Five years ago, the Atlantic States Marine Fisheries Commission cut the menhaden harvest by 20 percent, forcing the largest employer in the rural tip of the Northern Neck, Omega Protein, to lay off workers and decommission a ship.

The tiny fish is sold by fishermen as bait to catch blue crabs and commercially rendered for its oil and byproducts at Omega’s Reedville plant. Environmentalists and anglers say it’s critical to the diet of other Chesapeake Bay and Atlantic species such as osprey, striped bass and dolphin. At the time, commissioners said menhaden was at the point of being depleted.

Since then, ASMFC, which manages fisheries from Maine to Florida, changed its method of assessment and says stocks are now healthy. It began easing catch limits to where the quota is now only about 6 percent short of the 212,000 metric tons it once was.
Omega, which catches a half-billion fish each year, replaced two of its seven ships this year with larger, more efficient ships and rehired some of its employees.

But the company sees a new problem.


Monty Deihl, vice president of Omega’s operations, calls it “a fish grab” by other ASMFC member states, specifically northern states where more menhaden have been showing up.

“The stock is very healthy, the quota could be raised, but no one wants to raise the quota because Virginia will get 85 percent of whatever is raised,” he told a crowd of mostly employees and their families at an ASMFC public hearing last week. “You should be offended at the way all the other stuff was done to try to get a piece of what you all put your time and careers in to build.”

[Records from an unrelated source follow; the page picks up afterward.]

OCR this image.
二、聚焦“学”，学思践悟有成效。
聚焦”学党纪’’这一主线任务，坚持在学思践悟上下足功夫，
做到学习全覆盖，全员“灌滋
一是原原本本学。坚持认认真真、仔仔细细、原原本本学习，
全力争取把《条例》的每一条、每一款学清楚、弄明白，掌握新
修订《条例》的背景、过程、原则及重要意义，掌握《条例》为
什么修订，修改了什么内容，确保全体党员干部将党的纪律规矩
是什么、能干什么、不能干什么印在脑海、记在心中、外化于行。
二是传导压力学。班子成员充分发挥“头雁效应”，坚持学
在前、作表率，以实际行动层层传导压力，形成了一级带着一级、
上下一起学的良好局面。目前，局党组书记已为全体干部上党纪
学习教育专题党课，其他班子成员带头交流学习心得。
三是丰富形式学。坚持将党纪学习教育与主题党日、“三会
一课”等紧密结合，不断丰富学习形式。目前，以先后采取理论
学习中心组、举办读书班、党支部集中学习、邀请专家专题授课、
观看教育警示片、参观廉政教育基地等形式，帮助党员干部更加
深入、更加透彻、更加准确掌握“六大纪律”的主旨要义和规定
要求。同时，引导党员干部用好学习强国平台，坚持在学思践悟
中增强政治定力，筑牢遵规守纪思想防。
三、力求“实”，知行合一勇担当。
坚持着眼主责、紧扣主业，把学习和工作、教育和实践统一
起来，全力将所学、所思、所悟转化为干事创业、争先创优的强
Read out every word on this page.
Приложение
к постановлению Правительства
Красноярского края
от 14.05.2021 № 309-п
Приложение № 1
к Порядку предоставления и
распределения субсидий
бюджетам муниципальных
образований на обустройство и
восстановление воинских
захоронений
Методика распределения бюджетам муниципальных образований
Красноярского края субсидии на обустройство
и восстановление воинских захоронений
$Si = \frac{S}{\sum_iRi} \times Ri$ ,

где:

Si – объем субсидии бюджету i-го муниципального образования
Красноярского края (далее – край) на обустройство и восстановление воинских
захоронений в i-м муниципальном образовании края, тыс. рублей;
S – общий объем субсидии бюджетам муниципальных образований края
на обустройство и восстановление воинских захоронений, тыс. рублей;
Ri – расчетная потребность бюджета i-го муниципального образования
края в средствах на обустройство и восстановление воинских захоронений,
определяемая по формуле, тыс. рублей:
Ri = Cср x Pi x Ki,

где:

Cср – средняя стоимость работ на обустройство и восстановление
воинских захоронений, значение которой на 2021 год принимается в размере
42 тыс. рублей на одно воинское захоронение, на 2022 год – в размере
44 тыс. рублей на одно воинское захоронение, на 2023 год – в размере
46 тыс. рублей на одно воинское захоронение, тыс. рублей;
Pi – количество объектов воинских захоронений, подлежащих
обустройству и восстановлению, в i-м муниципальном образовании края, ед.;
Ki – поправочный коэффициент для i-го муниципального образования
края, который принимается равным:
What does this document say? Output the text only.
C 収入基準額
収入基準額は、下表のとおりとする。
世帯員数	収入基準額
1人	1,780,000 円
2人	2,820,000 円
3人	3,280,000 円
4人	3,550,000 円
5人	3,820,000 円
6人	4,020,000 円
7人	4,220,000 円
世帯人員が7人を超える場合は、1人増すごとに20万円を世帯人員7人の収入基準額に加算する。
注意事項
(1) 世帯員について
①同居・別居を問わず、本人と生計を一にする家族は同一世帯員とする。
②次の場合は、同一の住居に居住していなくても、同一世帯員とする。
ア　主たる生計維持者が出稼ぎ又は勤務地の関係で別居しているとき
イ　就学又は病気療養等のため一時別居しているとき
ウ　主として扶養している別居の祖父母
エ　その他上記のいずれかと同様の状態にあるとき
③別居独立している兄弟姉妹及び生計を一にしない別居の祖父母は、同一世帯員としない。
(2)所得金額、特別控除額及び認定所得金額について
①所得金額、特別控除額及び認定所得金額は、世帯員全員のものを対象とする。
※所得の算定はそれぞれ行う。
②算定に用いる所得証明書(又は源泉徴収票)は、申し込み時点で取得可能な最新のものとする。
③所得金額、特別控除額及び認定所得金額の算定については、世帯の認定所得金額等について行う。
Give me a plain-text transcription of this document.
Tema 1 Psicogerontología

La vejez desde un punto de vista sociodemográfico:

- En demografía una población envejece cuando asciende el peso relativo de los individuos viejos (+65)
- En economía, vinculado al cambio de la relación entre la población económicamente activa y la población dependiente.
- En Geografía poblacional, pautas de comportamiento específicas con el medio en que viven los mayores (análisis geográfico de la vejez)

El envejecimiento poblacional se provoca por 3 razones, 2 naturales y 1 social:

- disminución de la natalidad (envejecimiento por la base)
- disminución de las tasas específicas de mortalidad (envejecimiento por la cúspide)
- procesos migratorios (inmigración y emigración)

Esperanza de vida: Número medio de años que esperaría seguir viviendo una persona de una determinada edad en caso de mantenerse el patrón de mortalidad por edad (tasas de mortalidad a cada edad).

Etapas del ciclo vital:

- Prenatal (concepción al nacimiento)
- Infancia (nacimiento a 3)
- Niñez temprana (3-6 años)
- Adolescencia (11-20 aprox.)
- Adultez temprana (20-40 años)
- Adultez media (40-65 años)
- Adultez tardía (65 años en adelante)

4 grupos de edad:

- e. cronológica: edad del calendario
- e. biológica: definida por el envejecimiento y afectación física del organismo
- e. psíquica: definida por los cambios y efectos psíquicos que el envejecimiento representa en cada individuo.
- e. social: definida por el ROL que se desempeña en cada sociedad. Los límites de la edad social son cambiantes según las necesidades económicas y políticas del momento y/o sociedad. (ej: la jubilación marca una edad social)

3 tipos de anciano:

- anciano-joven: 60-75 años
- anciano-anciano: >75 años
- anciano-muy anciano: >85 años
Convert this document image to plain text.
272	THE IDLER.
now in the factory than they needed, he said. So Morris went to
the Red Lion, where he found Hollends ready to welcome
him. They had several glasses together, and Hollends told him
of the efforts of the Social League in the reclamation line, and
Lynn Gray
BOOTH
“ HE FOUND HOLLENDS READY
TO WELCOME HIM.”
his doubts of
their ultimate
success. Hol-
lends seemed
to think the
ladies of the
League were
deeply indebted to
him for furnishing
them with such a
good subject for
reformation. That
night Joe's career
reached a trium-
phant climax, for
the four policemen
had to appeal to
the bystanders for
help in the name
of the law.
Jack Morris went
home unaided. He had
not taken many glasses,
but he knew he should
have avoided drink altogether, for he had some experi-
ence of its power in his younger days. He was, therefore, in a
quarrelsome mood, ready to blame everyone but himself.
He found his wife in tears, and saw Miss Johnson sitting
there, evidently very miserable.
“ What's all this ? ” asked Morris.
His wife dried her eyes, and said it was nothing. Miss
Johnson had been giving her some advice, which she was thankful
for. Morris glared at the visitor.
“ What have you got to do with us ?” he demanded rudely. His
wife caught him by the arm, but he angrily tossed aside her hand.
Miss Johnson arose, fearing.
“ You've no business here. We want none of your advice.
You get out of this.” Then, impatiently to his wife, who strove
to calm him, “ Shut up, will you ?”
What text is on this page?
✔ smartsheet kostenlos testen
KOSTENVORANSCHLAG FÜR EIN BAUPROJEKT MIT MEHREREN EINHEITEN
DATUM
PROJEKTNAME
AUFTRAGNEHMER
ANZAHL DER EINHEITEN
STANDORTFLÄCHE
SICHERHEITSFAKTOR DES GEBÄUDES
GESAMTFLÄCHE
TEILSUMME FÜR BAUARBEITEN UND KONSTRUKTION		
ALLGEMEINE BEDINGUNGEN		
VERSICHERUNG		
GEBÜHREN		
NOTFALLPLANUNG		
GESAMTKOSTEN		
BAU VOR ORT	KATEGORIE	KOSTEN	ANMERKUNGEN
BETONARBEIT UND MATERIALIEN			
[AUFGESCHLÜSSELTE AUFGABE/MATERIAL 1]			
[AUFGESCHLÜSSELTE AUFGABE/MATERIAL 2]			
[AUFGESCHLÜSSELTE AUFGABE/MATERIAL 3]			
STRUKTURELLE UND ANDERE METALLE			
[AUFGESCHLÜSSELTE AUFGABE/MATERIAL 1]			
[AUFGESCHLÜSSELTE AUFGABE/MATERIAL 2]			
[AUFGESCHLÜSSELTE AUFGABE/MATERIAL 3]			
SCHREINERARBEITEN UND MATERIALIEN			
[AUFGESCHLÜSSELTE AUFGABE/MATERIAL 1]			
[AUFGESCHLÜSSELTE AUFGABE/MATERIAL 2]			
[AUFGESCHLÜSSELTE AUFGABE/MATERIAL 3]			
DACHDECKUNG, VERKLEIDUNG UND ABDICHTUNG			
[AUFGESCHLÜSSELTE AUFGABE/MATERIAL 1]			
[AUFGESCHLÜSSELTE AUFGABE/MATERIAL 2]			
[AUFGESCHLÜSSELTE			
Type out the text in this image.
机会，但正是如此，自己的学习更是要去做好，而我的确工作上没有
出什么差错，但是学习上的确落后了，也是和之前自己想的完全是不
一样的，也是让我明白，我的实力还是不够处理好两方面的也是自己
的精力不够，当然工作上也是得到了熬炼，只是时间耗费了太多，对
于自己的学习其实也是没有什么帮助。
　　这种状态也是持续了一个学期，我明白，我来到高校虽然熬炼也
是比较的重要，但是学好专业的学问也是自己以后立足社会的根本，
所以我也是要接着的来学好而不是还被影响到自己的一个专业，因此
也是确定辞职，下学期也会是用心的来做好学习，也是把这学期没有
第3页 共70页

During ASMFC’s summer meeting, commissioners from New York and Maine, which in recent times have not had much of a menhaden fishery, said they are having episodes where large masses of menhaden enter their waters. Now their fishermen, who sell menhaden as bait to catch lobster and other fish, want to ensure their share. Commissioners are struggling with how to do that.

“Things have changed,” said Dennis Abbott, representing New Hampshire at the ASMFC meeting last February. “It doesn’t make sense that the state of New York can only catch a handful of fish or that the state of Maine, who needs baitfish and has fish off their coast … has no allocations and has to go begging to the state of Virginia to get a million pounds to keep their lobster industry going.”

In November, commissioners will decide on whether to raise the quota and consider amendments on how to reallocate to states such as Maine, New York and even Rhode Island, which used to have a large menhaden fishery and wants a larger quota.
From my observations, Menhaden number are either not fully recovered, or Maryland's population of large menhaden is being caught up in Virginia on their way north. But it seems to me that the "northern scum" seem to have a reasonable claim to a portion of the improved catch.